君がすべてを忘れても、この恋だけは消えないように
 まさか樹くんがここまで怒るなんて。


「お前何してんだよっ! 栞のこと傷つけやがって……!」


 樹くんは血走った眼で悟くんを睨みつけながら、彼を怒鳴りつける。

 胸倉をつかまれているため苦しいのか、悟くんは苦悶の表情を浮かべていた。


「……それについては、ごめんとしか言えない。本当に栞ちゃんには申し訳ないことをした」


 悟くんは苦しそうな声でそう言った。

 さっき、彼からの心からの謝罪に胸が打たれた私だったけれど、さらに彼の申し訳ないという気持ちを深く感じた。

 だけど樹くんは、悟くんを掴んだまま離さない。


「謝って済む問題かよ! 栞はずっと……」

「樹くんっ。
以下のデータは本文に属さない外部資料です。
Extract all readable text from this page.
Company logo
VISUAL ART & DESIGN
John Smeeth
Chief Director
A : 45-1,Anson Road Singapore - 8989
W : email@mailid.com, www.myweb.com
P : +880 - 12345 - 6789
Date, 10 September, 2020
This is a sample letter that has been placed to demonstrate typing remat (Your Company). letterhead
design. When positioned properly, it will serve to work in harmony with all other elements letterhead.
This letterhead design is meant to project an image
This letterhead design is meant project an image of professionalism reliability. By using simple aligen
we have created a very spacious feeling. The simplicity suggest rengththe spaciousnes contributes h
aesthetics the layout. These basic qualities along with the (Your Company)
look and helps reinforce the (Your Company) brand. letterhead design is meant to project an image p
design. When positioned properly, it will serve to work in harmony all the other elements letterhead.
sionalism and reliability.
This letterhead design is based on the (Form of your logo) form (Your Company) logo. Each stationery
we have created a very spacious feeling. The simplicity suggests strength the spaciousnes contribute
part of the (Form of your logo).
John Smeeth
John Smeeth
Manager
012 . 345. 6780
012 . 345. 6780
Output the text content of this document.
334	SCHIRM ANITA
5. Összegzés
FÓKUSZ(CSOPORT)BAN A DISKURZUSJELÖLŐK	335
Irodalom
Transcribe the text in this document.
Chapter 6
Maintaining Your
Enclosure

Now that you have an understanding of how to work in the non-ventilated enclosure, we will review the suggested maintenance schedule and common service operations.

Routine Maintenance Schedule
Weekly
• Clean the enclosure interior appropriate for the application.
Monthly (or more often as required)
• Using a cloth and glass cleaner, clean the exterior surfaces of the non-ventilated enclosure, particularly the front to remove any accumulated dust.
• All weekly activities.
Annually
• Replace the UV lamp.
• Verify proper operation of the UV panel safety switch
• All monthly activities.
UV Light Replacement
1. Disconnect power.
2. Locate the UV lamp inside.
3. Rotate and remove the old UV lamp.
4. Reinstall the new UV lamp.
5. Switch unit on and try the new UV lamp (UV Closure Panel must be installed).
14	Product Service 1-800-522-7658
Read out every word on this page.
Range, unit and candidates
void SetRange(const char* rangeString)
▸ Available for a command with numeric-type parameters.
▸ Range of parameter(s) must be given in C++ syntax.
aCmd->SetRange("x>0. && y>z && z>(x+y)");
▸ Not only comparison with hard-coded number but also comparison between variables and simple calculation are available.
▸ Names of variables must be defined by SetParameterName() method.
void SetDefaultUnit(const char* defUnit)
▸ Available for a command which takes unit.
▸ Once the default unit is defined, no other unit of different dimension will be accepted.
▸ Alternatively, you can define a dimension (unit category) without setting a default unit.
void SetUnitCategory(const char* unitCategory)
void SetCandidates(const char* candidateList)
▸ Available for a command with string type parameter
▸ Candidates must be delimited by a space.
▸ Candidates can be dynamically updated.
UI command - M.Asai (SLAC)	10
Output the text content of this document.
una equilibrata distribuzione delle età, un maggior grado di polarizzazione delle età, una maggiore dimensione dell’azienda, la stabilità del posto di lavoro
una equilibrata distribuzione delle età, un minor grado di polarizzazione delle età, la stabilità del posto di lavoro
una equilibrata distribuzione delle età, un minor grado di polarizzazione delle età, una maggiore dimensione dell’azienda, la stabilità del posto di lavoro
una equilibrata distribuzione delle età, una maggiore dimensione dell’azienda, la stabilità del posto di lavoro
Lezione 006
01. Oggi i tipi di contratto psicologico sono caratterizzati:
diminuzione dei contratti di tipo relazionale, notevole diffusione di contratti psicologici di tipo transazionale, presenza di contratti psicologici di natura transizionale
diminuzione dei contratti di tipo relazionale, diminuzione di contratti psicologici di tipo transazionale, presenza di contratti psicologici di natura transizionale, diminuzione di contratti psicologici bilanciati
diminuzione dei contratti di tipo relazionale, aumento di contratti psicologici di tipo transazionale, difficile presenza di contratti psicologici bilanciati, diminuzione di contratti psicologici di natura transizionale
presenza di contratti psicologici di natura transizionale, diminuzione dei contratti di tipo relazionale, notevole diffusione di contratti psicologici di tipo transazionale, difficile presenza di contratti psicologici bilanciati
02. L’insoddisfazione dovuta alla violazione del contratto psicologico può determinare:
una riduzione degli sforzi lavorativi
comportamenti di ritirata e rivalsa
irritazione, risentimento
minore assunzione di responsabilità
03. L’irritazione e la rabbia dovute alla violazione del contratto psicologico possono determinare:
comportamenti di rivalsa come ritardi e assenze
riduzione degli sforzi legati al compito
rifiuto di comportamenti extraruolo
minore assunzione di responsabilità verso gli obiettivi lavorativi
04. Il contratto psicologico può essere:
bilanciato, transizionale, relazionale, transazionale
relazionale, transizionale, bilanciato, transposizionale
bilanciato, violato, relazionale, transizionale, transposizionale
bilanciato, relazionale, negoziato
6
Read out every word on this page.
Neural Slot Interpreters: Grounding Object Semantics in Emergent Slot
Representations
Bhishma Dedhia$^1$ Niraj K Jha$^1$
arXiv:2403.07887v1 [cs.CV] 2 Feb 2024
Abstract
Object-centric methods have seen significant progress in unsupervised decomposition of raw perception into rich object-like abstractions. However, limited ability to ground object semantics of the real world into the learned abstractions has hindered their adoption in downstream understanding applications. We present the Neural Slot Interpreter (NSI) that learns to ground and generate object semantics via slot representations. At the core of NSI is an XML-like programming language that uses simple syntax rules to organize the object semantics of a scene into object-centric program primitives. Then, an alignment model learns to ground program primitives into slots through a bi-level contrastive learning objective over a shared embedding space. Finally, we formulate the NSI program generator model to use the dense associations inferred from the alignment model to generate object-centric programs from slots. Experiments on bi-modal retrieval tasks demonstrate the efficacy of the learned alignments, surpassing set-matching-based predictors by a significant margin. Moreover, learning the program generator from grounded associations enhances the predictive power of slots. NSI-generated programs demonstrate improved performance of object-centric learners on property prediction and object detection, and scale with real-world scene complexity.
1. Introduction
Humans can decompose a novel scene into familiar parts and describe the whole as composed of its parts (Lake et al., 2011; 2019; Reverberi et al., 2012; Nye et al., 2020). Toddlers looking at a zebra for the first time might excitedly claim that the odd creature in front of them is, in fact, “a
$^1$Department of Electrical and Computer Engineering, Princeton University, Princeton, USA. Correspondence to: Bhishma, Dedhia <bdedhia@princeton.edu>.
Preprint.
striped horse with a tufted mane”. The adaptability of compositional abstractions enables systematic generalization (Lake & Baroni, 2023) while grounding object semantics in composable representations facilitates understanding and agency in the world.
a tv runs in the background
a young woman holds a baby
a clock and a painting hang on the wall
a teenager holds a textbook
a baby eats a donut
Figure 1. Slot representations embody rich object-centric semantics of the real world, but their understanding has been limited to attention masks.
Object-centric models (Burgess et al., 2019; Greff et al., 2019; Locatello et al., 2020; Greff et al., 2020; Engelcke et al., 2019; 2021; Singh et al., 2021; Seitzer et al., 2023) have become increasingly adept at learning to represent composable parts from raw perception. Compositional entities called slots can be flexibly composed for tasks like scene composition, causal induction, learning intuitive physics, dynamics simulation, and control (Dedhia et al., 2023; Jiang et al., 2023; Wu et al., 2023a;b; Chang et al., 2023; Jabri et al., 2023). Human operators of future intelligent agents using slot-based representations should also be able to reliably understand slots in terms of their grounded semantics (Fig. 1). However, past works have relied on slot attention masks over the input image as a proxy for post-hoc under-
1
大丈夫! 私、もう大丈夫だから!」


 私はやっとのことでそう言って、樹くんの言葉を遮る。

 ずっと私が悟くんにされたことを気にしていて、友達作りがうまくできなくなってしまったということを、悟くんに知られたくなかった。

 彼が今後罪悪感を抱いてしまいそうで。

 謝ってくれたのだから、今後はそんなこと気にしてほしくなかった。

 すると樹くんは、ようやく悟くんを離した。